Strategy & Operations » Leadership & Management » HMRC CFO Simon Bowles resigns after six year stint

HMRC CFO Simon Bowles resigns after six year stint

CFO to leave after six years, with HMRC's director of comms taking to the Sunday Telegraph's comment section to defend him

SIMON BOWLES, HMRC’s £185,000-a-year director general and chief financial officer, is set to leave his post for pastures new.

Bowles, an ex-Arthur Andersen man and one of scores of senior public servants earning more than the British prime minister, will officially depart in March 2015 – exactly six years after he took on the job.

HMRC chief executive, Lin Homer said: “Simon’s contribution to HMRC has been significant, both as the chief finance officer and through the wise counsel and continuity he has provided to ExCom through years of change. He can be proud of his achievements and of his contribution to the department.”

Yet news of his departure, at least how it was somewhat mischievously penned in a Sunday broadsheet’s City gossip column, provoked ire from the taxman’s most senior spin doctor.

The four paragraph story linked his departure to last week’s news that the HMRC had “totted up a further 100,000 tax bills incorrectly, after botching 5.5m payments for 2013/14”.

Taking the opportunity to “separate fact from insinuation” via the Sunday Telegraph’s comment section, HMRC comms director Stephen Hardwick, John Prescott’s former policy adviser  and speechwriter, responded how “our finance chief informed our CEO a long time ago that he had decided to leave on his sixth anniversary, but we only announced it this week because that’s when his six months’ notice begins. Simple, really.

“Second, he’s a permanent senior civil servant.

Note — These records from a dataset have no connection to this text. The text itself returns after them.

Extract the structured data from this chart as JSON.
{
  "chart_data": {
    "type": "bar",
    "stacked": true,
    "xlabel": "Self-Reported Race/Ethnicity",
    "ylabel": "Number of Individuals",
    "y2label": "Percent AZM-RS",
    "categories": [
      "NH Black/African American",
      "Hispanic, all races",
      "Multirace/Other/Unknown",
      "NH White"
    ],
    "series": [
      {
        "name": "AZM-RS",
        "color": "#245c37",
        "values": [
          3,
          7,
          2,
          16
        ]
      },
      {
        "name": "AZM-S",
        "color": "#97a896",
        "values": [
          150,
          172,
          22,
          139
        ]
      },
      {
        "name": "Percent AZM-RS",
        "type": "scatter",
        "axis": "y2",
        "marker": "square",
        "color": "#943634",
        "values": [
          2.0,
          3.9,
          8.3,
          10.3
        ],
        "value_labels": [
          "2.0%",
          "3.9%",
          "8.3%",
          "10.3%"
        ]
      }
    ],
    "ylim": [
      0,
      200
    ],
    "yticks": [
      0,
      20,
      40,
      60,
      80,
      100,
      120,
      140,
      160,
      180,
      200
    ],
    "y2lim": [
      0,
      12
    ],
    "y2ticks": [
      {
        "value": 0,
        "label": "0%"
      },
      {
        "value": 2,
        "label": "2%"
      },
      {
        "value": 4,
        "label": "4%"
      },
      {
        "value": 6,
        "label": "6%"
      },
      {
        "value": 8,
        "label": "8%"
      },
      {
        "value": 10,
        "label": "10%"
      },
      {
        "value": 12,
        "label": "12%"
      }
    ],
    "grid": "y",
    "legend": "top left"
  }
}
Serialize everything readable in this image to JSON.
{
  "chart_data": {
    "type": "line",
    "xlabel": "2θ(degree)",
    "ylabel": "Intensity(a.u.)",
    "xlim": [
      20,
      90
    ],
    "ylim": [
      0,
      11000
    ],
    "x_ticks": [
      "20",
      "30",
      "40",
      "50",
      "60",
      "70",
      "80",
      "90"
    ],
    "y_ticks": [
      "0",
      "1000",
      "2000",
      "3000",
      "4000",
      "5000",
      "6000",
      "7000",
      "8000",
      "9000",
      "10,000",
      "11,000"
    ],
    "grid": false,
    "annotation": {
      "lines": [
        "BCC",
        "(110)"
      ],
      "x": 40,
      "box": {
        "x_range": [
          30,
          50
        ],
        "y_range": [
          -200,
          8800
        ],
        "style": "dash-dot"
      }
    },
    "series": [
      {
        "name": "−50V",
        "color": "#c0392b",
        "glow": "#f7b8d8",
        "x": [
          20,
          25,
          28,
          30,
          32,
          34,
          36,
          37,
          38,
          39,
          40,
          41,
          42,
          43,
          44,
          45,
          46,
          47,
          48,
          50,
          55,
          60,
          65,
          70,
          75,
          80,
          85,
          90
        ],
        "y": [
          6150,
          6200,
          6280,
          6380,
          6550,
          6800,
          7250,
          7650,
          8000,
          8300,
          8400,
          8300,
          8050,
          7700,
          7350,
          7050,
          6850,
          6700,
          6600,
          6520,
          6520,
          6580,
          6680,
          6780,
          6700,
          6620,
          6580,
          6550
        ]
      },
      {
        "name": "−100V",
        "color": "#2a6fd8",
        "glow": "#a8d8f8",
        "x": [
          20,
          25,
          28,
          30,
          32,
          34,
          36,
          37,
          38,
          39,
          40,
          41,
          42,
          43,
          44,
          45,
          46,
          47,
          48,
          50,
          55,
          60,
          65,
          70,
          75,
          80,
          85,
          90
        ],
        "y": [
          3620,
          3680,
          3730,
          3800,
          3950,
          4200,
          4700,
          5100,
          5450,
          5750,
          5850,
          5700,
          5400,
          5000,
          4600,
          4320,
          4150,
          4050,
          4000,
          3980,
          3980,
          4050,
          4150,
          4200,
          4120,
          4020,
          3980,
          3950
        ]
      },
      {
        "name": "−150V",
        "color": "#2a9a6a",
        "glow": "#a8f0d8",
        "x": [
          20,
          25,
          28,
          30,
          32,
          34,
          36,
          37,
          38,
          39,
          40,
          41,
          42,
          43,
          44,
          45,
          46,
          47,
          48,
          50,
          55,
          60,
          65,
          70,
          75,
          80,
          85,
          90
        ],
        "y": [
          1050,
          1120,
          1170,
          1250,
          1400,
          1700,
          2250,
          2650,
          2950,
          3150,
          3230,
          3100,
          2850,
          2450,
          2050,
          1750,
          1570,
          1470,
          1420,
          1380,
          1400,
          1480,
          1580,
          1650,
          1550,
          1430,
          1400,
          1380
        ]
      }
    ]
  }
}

He’s not on a contract, so the ‘not seeking to renew his contract for another three-year stint’ is tosh. He could stay as long as he likes.

“Third, the alleged ‘botched 5.5 million payments’, is the process that the PAYE system has gone through for the last 60 years, when any discrepancies between what tax has been paid by employees and what they owe are sorted out. This usually occurs because someone has changed jobs, had a pay rise, got a benefit or something which hasn’t been notified to HMRC during the year.

“With Real Time Information, the size of these discrepancies will reduce – provided we get the right information from employers – but there’s always likely to be the need to reconcile people’s tax accounts at the end of the year. Oh, and our latest best estimate is 18-20,000 incorrect notices were sent out in September, not 100,000. And none of this operational stuff comes under the chief finance officer.

“Finally, HMRC brought in record revenues last year – £506bn – to pay for our nation’s public services, so however much we might make mistakes from time to time (no organisation is infallible), we’re doing very well at the core job. And we achieved this while keeping within a shrinking budget. This budget stuff is what our Finance Chief is responsible for and he has done it brilliantly for the past five and a half years. He will be sorely missed when he goes.”

It’s not yet known where the former CFO of Fiberweb and deputy group FD of the RAC, is headed.